Xiu-Chun Yi, Fu-Gui Xi, Yan Qi, En-Qing Gao
RSC advances 2014 v.5 no.2 pp. 893-900
active sites, alkynes, benzaldehyde, catalytic activity, condensation reactions, coordination polymers, dicarboxylic acids, ligands, temperature, triazoles, zirconium
An azido-functionalized Zr(ii) metal–organic framework (MOF), UiO-67–N₃, was synthesized from 2-azidobiphenyl-4,4′-dicarboxylic acid. During the synthesis, the ligand can undergo in situ thermocyclization to give 9H-carbazole-2,7-dicarboxylic acid. It proved that UiO-67–N₃ can be obtained at relatively low temperature without ligand transformation. Post-synthetic modification of UiO-67–N₃ was successfully performed via the click reactions between the azido group and different alkyne compounds to produce new MOFs with different functionalities, UiO-67–Tz–X with X = COOCH₃, OH and NH₂. These clicked MOFs, especially UiO-67–Tz–NH₂, exhibit better stability than the mother material UiO-67–N₃. The catalytic properties of the clicked MOFs were studied using the Knoevenagel condensation reactions between benzaldehyde and different methylene compounds.

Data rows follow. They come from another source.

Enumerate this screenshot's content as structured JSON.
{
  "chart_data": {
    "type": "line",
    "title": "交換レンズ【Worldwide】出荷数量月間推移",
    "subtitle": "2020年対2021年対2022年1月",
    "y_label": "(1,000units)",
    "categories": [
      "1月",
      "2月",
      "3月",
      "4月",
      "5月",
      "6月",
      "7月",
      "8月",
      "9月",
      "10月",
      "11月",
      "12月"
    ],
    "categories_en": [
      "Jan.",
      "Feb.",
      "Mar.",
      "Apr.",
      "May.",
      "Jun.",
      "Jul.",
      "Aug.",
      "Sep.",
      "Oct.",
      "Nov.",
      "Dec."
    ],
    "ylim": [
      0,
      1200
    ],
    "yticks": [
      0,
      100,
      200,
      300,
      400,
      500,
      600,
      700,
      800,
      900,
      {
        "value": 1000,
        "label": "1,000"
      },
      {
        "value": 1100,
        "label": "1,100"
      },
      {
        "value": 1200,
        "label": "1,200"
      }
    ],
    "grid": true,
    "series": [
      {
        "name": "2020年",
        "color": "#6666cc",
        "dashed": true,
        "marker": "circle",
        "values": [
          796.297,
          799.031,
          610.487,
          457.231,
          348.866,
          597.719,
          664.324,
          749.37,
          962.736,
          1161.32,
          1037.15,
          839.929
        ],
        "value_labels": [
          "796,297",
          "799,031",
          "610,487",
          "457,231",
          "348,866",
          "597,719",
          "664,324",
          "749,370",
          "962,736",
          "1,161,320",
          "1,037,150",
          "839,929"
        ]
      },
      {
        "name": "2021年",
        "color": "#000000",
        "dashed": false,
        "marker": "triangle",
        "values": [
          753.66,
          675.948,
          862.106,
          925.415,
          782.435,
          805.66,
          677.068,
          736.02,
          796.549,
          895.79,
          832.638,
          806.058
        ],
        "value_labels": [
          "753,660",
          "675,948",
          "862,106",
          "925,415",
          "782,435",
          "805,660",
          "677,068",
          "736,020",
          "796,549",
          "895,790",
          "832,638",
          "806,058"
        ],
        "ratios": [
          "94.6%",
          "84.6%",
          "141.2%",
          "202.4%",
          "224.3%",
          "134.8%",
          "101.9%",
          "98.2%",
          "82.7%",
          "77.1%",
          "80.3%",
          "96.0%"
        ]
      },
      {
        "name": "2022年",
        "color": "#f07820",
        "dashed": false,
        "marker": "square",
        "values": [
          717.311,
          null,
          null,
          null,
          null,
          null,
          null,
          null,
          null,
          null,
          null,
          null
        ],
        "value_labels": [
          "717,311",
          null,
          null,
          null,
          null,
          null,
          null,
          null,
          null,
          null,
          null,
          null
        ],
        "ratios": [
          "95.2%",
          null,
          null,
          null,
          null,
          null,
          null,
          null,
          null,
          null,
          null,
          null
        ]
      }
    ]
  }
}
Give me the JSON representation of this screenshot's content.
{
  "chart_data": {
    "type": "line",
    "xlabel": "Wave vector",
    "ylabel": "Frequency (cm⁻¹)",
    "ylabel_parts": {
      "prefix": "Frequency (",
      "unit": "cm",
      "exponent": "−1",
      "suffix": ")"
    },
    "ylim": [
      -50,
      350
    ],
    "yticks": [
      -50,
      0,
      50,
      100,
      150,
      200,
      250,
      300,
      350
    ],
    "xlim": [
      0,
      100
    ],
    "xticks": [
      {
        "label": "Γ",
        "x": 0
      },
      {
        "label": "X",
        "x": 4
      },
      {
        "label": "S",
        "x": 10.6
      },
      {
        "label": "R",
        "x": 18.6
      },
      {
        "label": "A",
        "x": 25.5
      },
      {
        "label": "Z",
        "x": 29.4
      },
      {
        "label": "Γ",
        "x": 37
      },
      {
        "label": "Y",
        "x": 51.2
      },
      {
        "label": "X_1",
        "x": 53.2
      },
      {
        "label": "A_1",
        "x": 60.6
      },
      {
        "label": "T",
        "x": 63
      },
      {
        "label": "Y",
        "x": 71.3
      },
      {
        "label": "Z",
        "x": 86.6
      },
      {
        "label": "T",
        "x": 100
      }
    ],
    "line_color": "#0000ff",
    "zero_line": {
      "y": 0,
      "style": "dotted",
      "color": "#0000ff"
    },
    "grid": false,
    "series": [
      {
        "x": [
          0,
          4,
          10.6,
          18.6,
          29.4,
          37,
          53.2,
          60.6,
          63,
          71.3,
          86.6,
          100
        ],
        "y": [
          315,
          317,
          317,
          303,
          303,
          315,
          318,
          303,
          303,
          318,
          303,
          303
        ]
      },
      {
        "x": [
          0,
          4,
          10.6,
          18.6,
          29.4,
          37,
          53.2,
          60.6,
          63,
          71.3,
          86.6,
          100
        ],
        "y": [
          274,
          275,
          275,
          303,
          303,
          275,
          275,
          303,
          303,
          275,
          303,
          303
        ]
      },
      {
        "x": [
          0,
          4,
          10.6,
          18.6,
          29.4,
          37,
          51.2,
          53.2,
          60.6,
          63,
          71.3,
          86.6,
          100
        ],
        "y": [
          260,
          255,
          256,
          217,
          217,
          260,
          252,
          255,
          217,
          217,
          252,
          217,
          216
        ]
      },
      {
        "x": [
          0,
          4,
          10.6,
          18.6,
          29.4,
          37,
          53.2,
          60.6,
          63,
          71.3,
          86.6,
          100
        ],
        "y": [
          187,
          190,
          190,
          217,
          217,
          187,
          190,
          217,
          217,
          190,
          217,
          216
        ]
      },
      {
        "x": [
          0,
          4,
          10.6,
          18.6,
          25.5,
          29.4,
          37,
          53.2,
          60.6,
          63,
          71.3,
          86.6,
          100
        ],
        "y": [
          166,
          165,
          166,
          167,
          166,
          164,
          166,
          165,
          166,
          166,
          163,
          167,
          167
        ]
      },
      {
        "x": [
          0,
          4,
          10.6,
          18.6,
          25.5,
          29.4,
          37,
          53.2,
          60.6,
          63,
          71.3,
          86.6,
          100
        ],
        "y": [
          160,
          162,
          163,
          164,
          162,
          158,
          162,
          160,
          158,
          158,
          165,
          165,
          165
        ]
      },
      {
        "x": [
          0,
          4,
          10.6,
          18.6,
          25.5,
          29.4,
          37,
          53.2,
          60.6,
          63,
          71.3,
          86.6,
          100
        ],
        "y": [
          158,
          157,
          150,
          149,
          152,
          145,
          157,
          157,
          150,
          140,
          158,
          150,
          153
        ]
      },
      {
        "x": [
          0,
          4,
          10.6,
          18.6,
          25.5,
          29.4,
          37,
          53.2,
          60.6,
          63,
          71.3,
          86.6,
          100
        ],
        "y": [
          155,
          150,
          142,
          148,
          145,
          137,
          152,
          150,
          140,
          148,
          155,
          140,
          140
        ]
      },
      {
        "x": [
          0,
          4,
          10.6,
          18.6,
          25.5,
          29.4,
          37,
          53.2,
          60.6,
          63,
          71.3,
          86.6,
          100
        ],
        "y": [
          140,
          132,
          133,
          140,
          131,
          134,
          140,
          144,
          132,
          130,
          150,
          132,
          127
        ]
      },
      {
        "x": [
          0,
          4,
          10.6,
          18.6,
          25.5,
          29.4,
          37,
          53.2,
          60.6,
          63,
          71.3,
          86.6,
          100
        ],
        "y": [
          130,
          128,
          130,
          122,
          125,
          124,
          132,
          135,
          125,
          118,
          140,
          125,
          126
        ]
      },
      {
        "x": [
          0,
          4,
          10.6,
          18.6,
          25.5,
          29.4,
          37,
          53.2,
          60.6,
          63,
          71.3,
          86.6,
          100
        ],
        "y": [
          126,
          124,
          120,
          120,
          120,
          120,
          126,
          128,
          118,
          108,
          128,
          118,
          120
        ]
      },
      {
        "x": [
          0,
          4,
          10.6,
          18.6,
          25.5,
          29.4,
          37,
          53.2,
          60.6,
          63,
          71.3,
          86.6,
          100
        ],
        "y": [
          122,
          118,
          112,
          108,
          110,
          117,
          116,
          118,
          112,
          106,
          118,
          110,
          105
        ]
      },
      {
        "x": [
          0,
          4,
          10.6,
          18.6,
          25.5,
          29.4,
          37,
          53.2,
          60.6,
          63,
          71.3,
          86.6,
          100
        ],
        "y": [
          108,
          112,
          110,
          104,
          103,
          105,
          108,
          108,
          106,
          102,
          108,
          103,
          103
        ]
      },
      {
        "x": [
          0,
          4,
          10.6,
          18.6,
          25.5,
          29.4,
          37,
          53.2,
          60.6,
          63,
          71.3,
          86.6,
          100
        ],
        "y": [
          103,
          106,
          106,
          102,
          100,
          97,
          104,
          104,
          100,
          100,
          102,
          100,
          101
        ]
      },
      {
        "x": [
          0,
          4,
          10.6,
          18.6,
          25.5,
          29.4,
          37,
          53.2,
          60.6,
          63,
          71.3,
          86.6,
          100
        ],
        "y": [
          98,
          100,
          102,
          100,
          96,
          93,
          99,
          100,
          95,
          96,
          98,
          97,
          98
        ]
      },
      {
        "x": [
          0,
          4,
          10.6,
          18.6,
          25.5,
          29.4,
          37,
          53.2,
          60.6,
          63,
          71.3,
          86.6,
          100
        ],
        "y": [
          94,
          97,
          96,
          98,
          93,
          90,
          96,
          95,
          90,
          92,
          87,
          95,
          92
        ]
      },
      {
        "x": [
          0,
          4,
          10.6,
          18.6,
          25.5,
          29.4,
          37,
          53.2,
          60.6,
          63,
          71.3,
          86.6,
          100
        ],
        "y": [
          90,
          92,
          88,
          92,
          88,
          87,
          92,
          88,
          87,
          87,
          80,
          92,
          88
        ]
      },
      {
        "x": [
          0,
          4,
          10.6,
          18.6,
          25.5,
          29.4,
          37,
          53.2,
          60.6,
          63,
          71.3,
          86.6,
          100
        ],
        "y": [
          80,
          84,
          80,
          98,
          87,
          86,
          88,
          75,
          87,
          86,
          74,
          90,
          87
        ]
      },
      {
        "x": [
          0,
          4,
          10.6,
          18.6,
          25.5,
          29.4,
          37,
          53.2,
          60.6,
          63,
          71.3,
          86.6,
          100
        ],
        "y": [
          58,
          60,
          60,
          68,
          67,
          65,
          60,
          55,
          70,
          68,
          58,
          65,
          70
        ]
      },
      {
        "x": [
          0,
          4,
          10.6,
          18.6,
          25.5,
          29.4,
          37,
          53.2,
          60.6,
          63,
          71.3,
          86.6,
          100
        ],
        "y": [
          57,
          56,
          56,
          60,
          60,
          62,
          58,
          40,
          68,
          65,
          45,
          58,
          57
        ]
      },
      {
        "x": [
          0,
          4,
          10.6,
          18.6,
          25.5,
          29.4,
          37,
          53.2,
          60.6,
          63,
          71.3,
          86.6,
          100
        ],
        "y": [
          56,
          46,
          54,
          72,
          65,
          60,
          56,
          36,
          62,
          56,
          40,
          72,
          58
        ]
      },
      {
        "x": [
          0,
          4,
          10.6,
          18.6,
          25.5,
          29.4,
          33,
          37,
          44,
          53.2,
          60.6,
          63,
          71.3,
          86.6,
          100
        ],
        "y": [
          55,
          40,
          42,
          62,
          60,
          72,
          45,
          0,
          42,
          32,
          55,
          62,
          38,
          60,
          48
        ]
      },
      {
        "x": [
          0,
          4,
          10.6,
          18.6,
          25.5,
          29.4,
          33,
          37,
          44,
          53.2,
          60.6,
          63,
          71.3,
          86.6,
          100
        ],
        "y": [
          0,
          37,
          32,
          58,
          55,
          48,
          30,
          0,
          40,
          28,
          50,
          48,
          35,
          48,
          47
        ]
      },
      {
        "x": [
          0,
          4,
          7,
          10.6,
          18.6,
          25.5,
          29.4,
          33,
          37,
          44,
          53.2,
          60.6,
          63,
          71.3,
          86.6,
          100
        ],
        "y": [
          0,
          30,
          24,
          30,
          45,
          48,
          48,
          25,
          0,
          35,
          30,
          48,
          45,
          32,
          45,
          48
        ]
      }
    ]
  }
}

Only the NH₂-functionalized MOF is active, suggesting that the amino group, rather than the triazole group or any other component of the framework, is the crucial active site. The catalysis is heterogeneous. The MOF is recyclable for the reaction with malononitrile but not for the reaction with ethyl cyanoacetate. The deactivation in the latter case is proposed to be because the amino site reacts with the ester group of ethyl cyanoacetate to form amide.